Influence of higher-order nonlinear effects on optical solitons of the complex Swift-Hohenberg model in the mode-locked fiber laser

Abstract

The complex Swift-Hohenberg equation (CSHE) has been widely studied in recent years. It is a more real model in the mode-locked fiber laser with the saturable absorber due to the addition of the diffraction term compared with the complex Ginzburg-Landau equation. In this work, the dynamics process of the traditional soliton and M−type soliton pulses in the mode-locked fiber laser is demonstrated based on the CSHE model with higher-order nonlinear effects. The results show that with the increase of the small signal gain coefficient, the number of soliton molecules adds gradually. Under the same transmission conditions, the transmission of M−type solitons in the laser are more stable than that of single solitons.

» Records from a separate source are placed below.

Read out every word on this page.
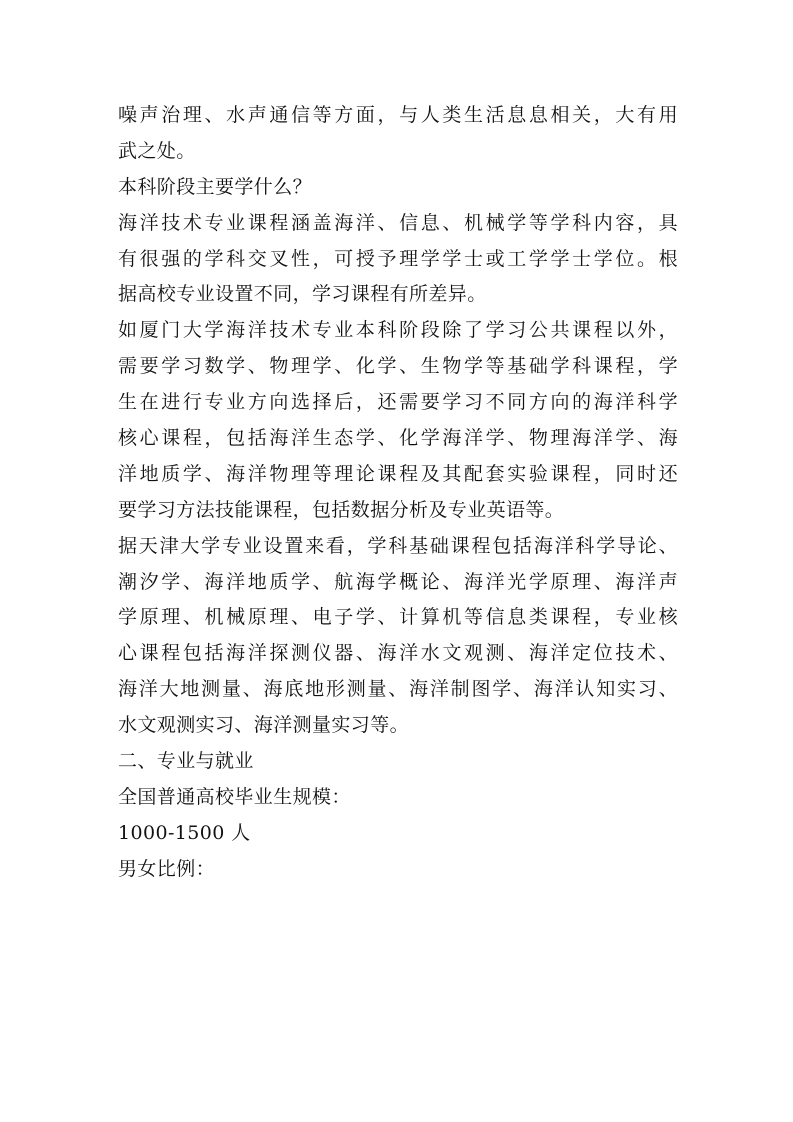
噪声治理、水声通信等方面，与人类生活息息相关，大有用
武之处。
本科阶段主要学什么？
海洋技术专业课程涵盖海洋、信息、机械学等学科内容，具
有很强的学科交叉性，可授予理学学士或工学学士学位。根
据高校专业设置不同，学习课程有所差异。
如厦门大学海洋技术专业本科阶段除了学习公共课程以外，
需要学习数学、物理学、化学、生物学等基础学科课程，学
生在进行专业方向选择后，还需要学习不同方向的海洋科学
核心课程，包括海洋生态学、化学海洋学、物理海洋学、海
洋地质学、海洋物理等理论课程及其配套实验课程，同时还
要学习方法技能课程，包括数据分析及专业英语等。
据天津大学专业设置来看，学科基础课程包括海洋科学导论、
潮汐学、海洋地质学、航海学概论、海洋光学原理、海洋声
学原理、机械原理、电子学、计算机等信息类课程，专业核
心课程包括海洋探测仪器、海洋水文观测、海洋定位技术、
海洋大地测量、海底地形测量、海洋制图学、海洋认知实习、
水文观测实习、海洋测量实习等。
二、专业与就业
全国普通高校毕业生规模：
1000-1500 人
男女比例：
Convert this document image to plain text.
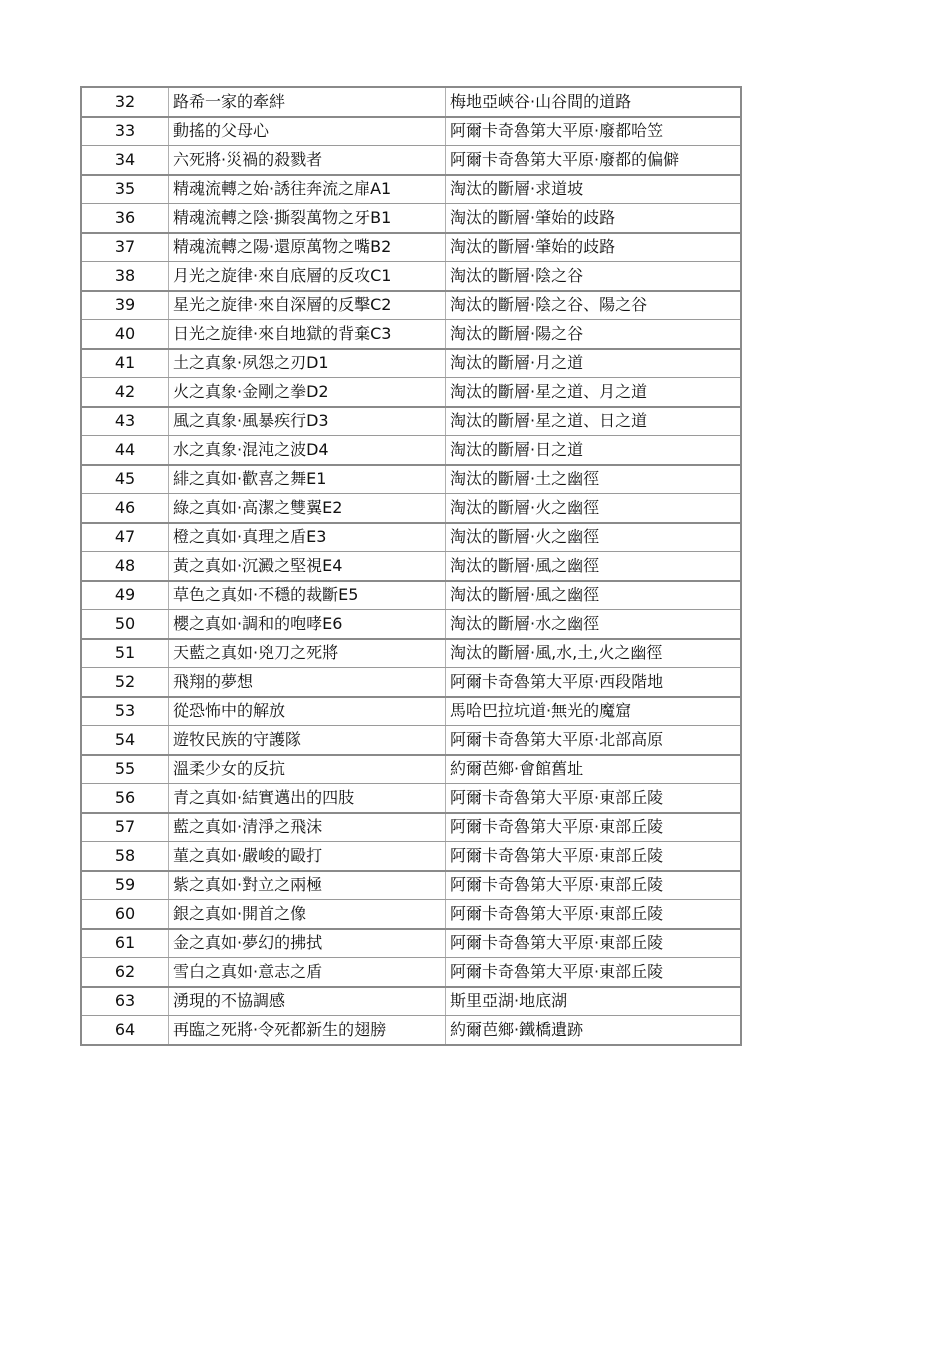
32	路希一家的牽絆	梅地亞峽谷·山谷間的道路
33	動搖的父母心	阿爾卡奇魯第大平原·廢都哈笠
34	六死將·災禍的殺戮者	阿爾卡奇魯第大平原·廢都的偏僻
35	精魂流轉之始·誘往奔流之扉A1	淘汰的斷層·求道坡
36	精魂流轉之陰·撕裂萬物之牙B1	淘汰的斷層·肇始的歧路
37	精魂流轉之陽·還原萬物之嘴B2	淘汰的斷層·肇始的歧路
38	月光之旋律·來自底層的反攻C1	淘汰的斷層·陰之谷
39	星光之旋律·來自深層的反擊C2	淘汰的斷層·陰之谷、陽之谷
40	日光之旋律·來自地獄的背棄C3	淘汰的斷層·陽之谷
41	土之真象·夙怨之刃D1	淘汰的斷層·月之道
42	火之真象·金剛之拳D2	淘汰的斷層·星之道、月之道
43	風之真象·風暴疾行D3	淘汰的斷層·星之道、日之道
44	水之真象·混沌之波D4	淘汰的斷層·日之道
45	緋之真如·歡喜之舞E1	淘汰的斷層·土之幽徑
46	綠之真如·高潔之雙翼E2	淘汰的斷層·火之幽徑
47	橙之真如·真理之盾E3	淘汰的斷層·火之幽徑
48	黃之真如·沉澱之堅視E4	淘汰的斷層·風之幽徑
49	草色之真如·不穩的裁斷E5	淘汰的斷層·風之幽徑
50	櫻之真如·調和的咆哮E6	淘汰的斷層·水之幽徑
51	天藍之真如·兇刀之死將	淘汰的斷層·風,水,土,火之幽徑
52	飛翔的夢想	阿爾卡奇魯第大平原·西段階地
53	從恐怖中的解放	馬哈巴拉坑道·無光的魔窟
54	遊牧民族的守護隊	阿爾卡奇魯第大平原·北部高原
55	溫柔少女的反抗	約爾芭鄉·會館舊址
56	青之真如·結實邁出的四肢	阿爾卡奇魯第大平原·東部丘陵
57	藍之真如·清淨之飛沫	阿爾卡奇魯第大平原·東部丘陵
58	菫之真如·嚴峻的毆打	阿爾卡奇魯第大平原·東部丘陵
59	紫之真如·對立之兩極	阿爾卡奇魯第大平原·東部丘陵
60	銀之真如·開首之像	阿爾卡奇魯第大平原·東部丘陵
61	金之真如·夢幻的拂拭	阿爾卡奇魯第大平原·東部丘陵
62	雪白之真如·意志之盾	阿爾卡奇魯第大平原·東部丘陵
63	湧現的不協調感	斯里亞湖·地底湖
64	再臨之死將·令死都新生的翅膀	約爾芭鄉·鐵橋遺跡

By adding the self-steepening effect, it can be found that the time-domain shift due to higher-order dispersion effects is compensated. The self-frequency shift effect caused by the Raman scattering can produce not only time domain shift, but also frequency domain shift. Moreover, the addition of higher-order diffraction term can describe the spectral response of multiple peaks, and makes the pulse spectrum show the asymmetric propagation in the transmission process. Finally, the increase of the length of the single-mode fiber on the right side of the gain fiber in the optical circuit will not only shift the center position of the output pulse backward, but also make the pulse energy show a ladder type downward trend.